Long before I met her, Sara had become a part of the Manassas congregation. By the time she moved in with me, she’d lived with two other families from the church, joined the close-knit youth group, loved and been loved by dozens of Brethren, and she’d been baptized – three dunks and a prayer, she says – claimed by God and by these particular people. Sara already knew, long before the USCIS attempted to strip it from her, who she was. Sara already knew she was loved, already knew that she belonged.

And it was the church that taught her this. Don’t take my word for it, read it in her own gorgeous poetry. “Manassas,” she writes, “you are exactly what love is.” The USCIS did not succeed in getting the best of Sara. A large part of that is because of who she is, her inner strength, her sense of humor, her simple refusal to back down even in the face of towering absurdity. But another large part is, I believe, because the church, this church, this particular piece of the Body of Christ, assured Sara of who she was, loved her well, and created a place where she was SARA: beloved and loving, blessed and a blessing.

Cavanaugh sums up his argument with a picture of an alternative reality: “The church creates spaces of resistance where the Kingdom of God challenges the reality and inevitability of secular imaginations of space and time,” (272). I’m sold. Not only does his ecclesiology live up to my own rather high expectations of what the Church can and ought to be, but I have SEEN IT HAPPEN.

I have watched the church – this church – refuse empire’s insistence on making a person into a thing.

I have seen the church – this church – persistently and consistently offer a space where the Kingdom reality opens up and challenges the imposed reality of Empire.

I have experienced the church – this church – care not only for its people’s souls but for the immediate, grubby realities of their bodies.

I have known the church – this church – to house and feed and invite and hug and share and wash feet, proclaiming again and again, over and over, day in and day out that we belong to each other, that our bodies join together in The Body, that when one of us suffers, we all suffer, when one of us rejoices, we all rejoice.

One of Cavanaugh’s great lines in the book: “The body of Christ is liturgically enacted, not institutionally guaranteed,” (221).

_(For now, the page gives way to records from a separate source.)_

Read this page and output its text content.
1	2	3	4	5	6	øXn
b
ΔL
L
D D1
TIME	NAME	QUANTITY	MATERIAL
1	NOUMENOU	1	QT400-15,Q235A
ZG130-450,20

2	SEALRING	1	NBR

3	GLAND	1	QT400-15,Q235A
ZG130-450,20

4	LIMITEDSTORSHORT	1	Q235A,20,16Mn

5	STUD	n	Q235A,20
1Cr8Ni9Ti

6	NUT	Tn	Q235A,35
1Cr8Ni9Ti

Put your money where your mouth is, he means. Just do it. Stop talking about justice and practice it. Stop whining about the clenching fist of Empire and live out an alternative reality. Stop complaining about the commodification of your friends and your lives and start living in a way that values each Other as a precious part of your own Body.

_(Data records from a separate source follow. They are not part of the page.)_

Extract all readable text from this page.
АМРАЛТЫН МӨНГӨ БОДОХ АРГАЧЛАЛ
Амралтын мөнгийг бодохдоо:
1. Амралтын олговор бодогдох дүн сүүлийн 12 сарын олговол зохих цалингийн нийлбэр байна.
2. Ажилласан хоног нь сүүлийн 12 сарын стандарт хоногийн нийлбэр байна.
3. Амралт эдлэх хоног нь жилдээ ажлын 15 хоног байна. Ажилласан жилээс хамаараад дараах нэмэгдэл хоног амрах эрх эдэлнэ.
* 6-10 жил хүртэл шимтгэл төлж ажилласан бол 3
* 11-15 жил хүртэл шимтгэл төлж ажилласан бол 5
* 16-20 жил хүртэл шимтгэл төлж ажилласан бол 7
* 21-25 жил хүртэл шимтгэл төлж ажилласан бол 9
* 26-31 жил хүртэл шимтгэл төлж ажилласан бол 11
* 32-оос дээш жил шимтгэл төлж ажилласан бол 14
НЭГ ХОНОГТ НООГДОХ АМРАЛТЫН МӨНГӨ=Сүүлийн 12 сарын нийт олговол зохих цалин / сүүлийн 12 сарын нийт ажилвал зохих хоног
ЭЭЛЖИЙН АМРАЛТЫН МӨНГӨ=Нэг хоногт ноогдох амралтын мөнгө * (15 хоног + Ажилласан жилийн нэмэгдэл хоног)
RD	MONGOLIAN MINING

We are not a Church because that’s what the sign out front says, or because that’s what the graying steeple on top of the building indicates, or because we have a duly ordained minister or properly appointed bishop standing in our pulpit or working in the office. We are the Church because we act like it.

We are the Church because we create space and live in it, space that holds each one as a member of the Body of Christ. We are the church because we treat people as people, born for relationship and connection and incapable of being turned into things.

We are the Church because – get this – we act as an alternative to torturous regimes.